The Latin America contract claims, for the distribution of medical test kits, helped boost Novatek's stock price 75 percent this year until the SEC and the National Association of Securities Dealers ordered trading halts in the company's stock in October.
Shortly after that, Novatek filed for Chapter 11 bankruptcy protection.
The company subsequently was delisted by the NASD.
A Sun review of several of Novatek's contract claims found that they were exaggerated and that the largest contract the company announced it had signed -- a five-year, $35 million deal with a medical research foundation and government-operated blood bank in Brazil -- had in fact not been signed by the Brazilian parties.

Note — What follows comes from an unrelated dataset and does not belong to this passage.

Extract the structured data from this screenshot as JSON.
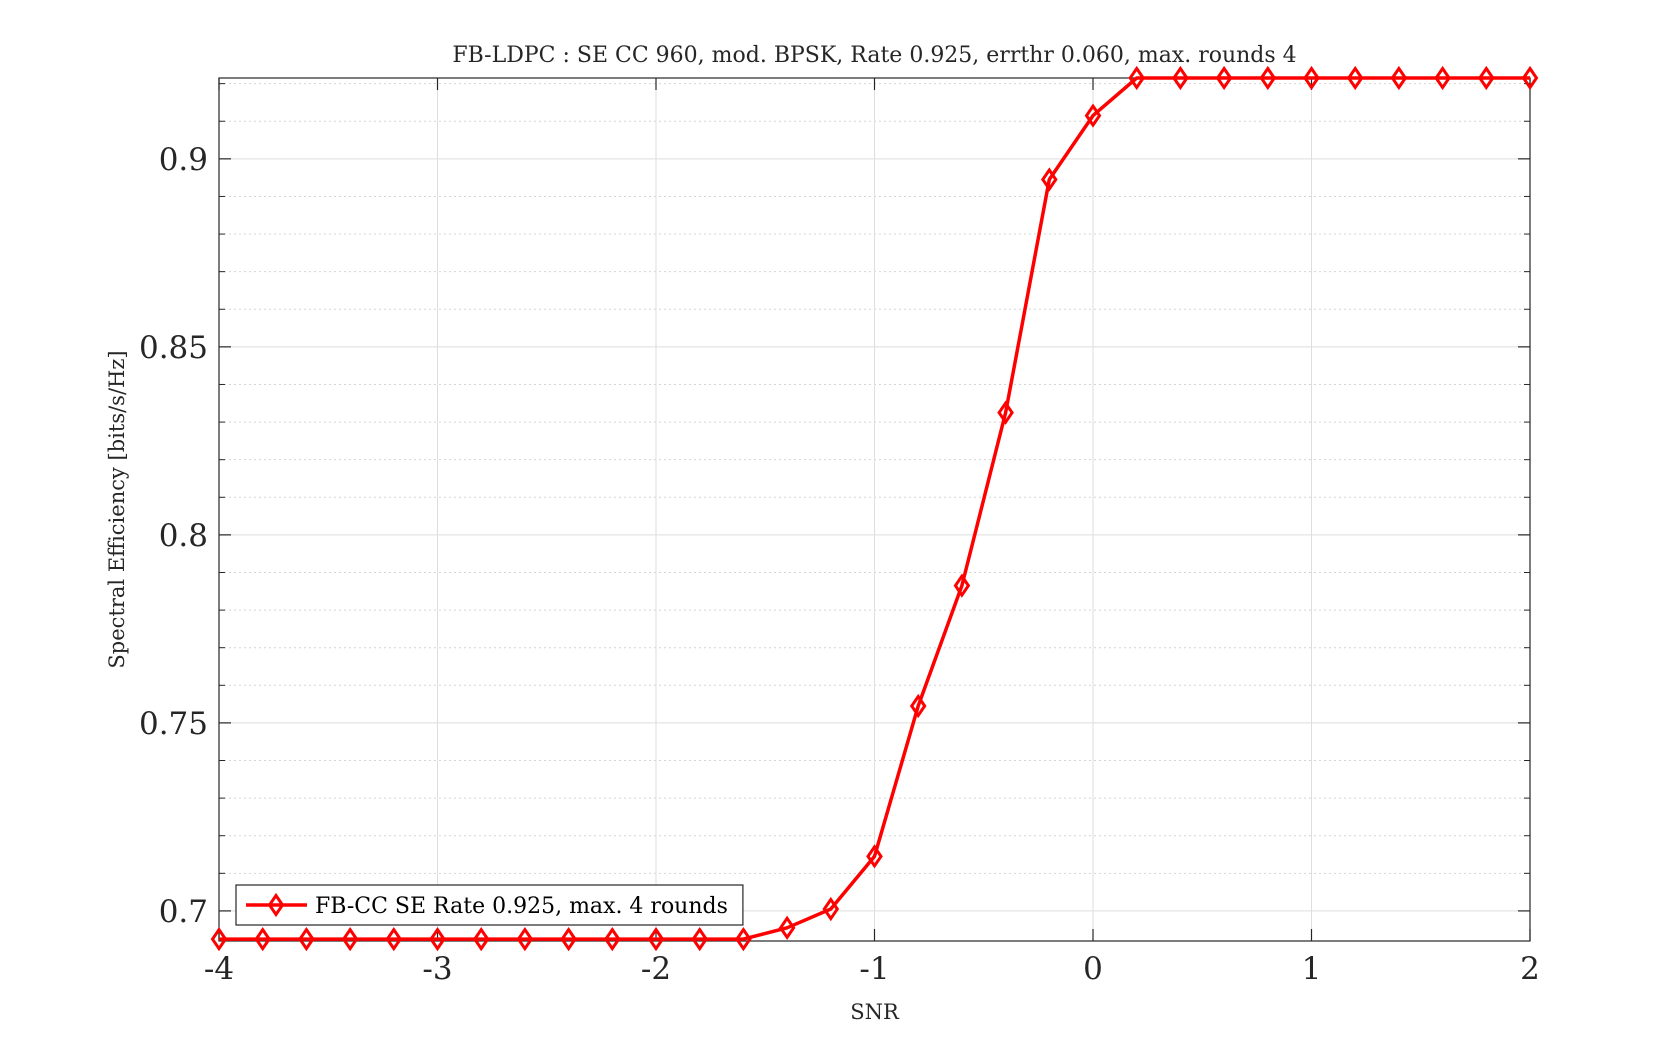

During the hearing yesterday before U.S. Trustee Edward Goldberg, Smith characterized the status of the Latin American deals as ranging from "near purchase agreements" to agreements to "move to a more defined course" of action and "strong letters of interest."
Smith, who was also recently named Novatek's executive vice president, testified that, despite the difficulties Novatek faces with the SEC probe and its bankruptcy filing, he is "optimistic" that the company can survive.
"There is a real need for this technology," Smith said of its medical tests.
Novatek, which has adopted the name Medical Diagnostic Products Inc., does not see the United States as a viable market because of the cost and time it takes to get Food and Drug Administration approvals, Smith said.
He said developing countries represented a strong potential.
He noted that the company's strategy depends heavily on manufacturing the test kits overseas in markets where it does have firm contracts.
Smith said the main value in the company, which lists $16,000 cash in the bank and two full-time employees, is the license it holds from Universal Healthwatch Inc. to distribute medical diagnostic test kits in Latin America and the Caribbean.
"It may be as undervalued as Microsoft's software system when it was first written," he said of the license.
Smith also disclosed that Novatek's relationship with Universal Healthwatch has soured.
Universal Healthwatch's test kits for diseases, some of which are still being developed, are the only product line on which Novatek held distribution rights, according to documents the company filed with the SEC.
Universal, which shared office space with Novatek in Columbia after it moved to Maryland from Florida this year, was founded by Vincent D. Celentano, a Florida businessman.
The Celentano Limited Partnership received 14 percent of 19 million new shares of unregistered stock Novatek created when it merged this year with another Celentano company, Medical Products Inc., according to SEC filings.
Smith said the relationship between Novatek and Universal once could be described as "sister companies."
But he said it recently has turned "adversarial" because Universal now disputes the licensing arrangement.